News ID: 80237 |
Publish Date: 14:07 - 14 October 2018

Tariff-led rush orders may lead to cargo deficiencies

Rush orders from US importers to beat tariff deadlines help boost transpacific demand this year, but could leave a hole in cargo volume next year. APL chief executive Nicolas Sartini says a cut in capacity and a rise in scrapping will help firm up rates.

Drewry warns cargo owners about possible slot uncertainties next year, as it expected the tariff disruption to make carriers cancel more sailings on an ‘irregular basis’

RUSH orders by US importers seeking to avoid tariff increases on Chinese products will have repercussions in 2019, container carriers have been warned.

According to UBS Investment Research, cargo volume on the eastbound routes increased 2.4% year on year in the first seven months of 2018, while the Shanghai Containerised Freight Index to US west coast reached its highest point since 2014.

“We are surprised demand is actually quite so strong,” said UBS analyst Eric Lin during a panel discussion at TPM Asia in Shenzhen. “But what worries the investment community is that the better this year is then the worse it will be next year.”

The sentiment was partially reflected in the falling stock prices of the major shipping lines, he added.

Apart from US’s robust economy, the ahead-of-time delivery of Chinese imports this year to beat the tariff deadlines was another important factor behind the trade growth, the conference was told.

Last month, the US government imposed 10% tariffs on $200bn of Chinese imports and planned to increase the rate to 25% from January.
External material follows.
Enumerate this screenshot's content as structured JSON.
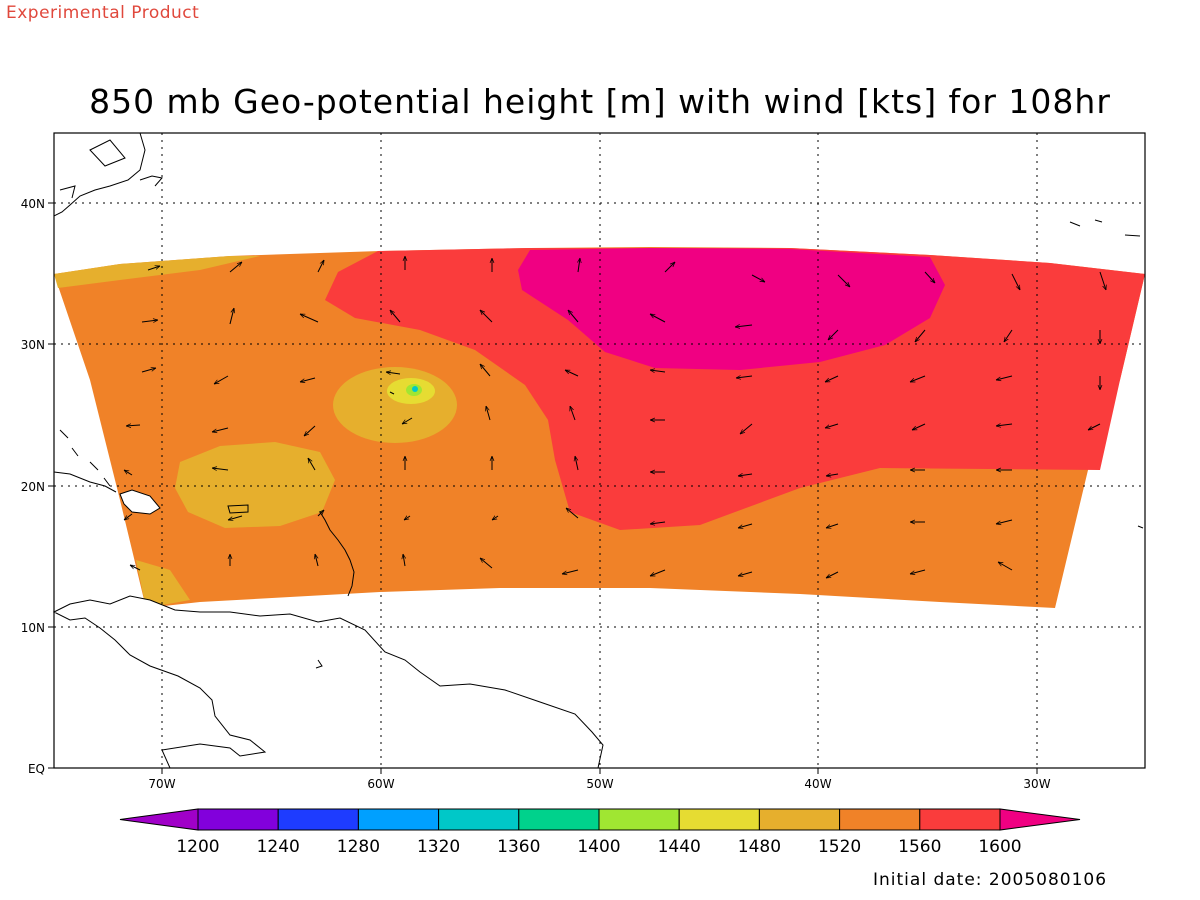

The new tariffs followed 25% levies on $50bn of goods imported from China, which were enforced in July.

Alan Mctaggart, group logistics director of Techtronic Industries, said his company had shipped many of its products to US to avoid the tariff disruptions, and would ship even more by the end of this year.

“When we ship all these in 2018, we will have a hole in our business in 2019 regardless of the optimism of the US consumers.”
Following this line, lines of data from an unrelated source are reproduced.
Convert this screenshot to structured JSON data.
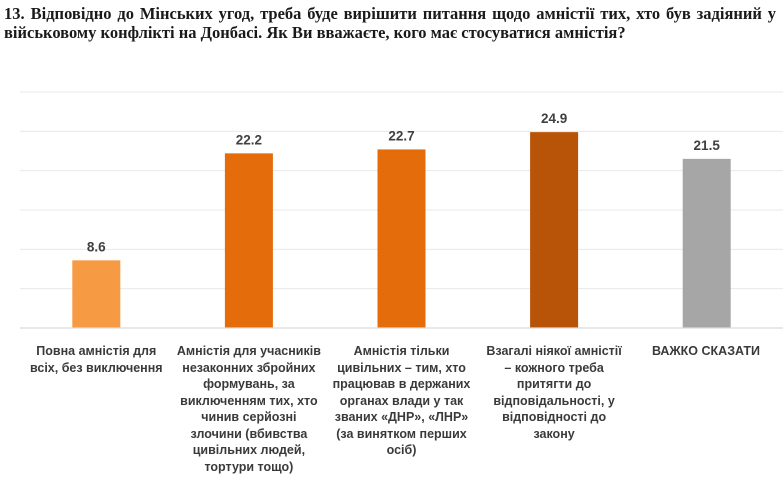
{
  "question": {
    "number": "13.",
    "text": "Відповідно до Мінських угод, треба буде вирішити питання щодо амністії тих, хто був задіяний у військовому конфлікті на Донбасі. Як Ви вважаєте, кого має стосуватися амністія?"
  },
  "chart_data": {
    "type": "bar",
    "title": "",
    "xlabel": "",
    "ylabel": "",
    "ylim": [
      0,
      30
    ],
    "grid": true,
    "categories": [
      "Повна амністія для\nвсіх, без виключення",
      "Амністія для учасників\nнезаконних збройних\nформувань, за\nвиключенням тих, хто\nчинив серйозні\nзлочини (вбивства\nцивільних людей,\nтортури тощо)",
      "Амністія тільки\nцивільних – тим, хто\nпрацював в держаних\nорганах влади у так\nзваних «ДНР», «ЛНР»\n(за винятком перших\nосіб)",
      "Взагалі ніякої амністії\n– кожного треба\nпритягти до\nвідповідальності, у\nвідповідності до\nзакону",
      "ВАЖКО СКАЗАТИ"
    ],
    "values": [
      8.6,
      22.2,
      22.7,
      24.9,
      21.5
    ],
    "value_labels": [
      "8.6",
      "22.2",
      "22.7",
      "24.9",
      "21.5"
    ],
    "colors": [
      "#f79a44",
      "#e46c0a",
      "#e46c0a",
      "#b85407",
      "#a6a6a6"
    ]
  }
}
Mr Mactaggart books around 65,000 teu of containers annually, of which 50,000 teu are destined for North America. His company makes power tools and equipment mainly in China.

Carriers were also aware of the issue.

APL chief executive Nicolas Sartini said the demand momentum would continue into January next year ahead of the Chinese New Year which starts in early February.

But he conceded that “probably February and March will be a bit slower”.

He told Lloyd’s List that shipping lines were likely to cancel some sailings if cargo volume dropped.

A key upside driver is scrapping which is expected to increase next year, as old tonnage became increasingly uncompetitive amid high bunker prices.

“Scrapping this year is very low. I think it will increase in 2019 and 2020,” Mr Sartini said.

As a result, he was confident that the transpacific contract rates next year would rise.

“We carriers need to recover our costs. Before even talking about the International Maritime Organization’s low-sulphur regulations in 2020, the fuel price has already increased by more than 20% since the beginning of this year.”

Drewry analyst Philip Damas also estimated a moderate increase in contract rates in 2019, partially owing to higher fuel costs and partially to a perceived capacity reduction.

This was because carriers had to react to the impact of the Sino-US tariff war, which, if it escalates next year, has the potential to reverse the current transpacific trade growth, he added.

He also warned beneficial cargo owners about possible slot uncertainties next year, as he expected the tariff disruption to lead carriers to make more cancellations of sailings on an “irregular basis”.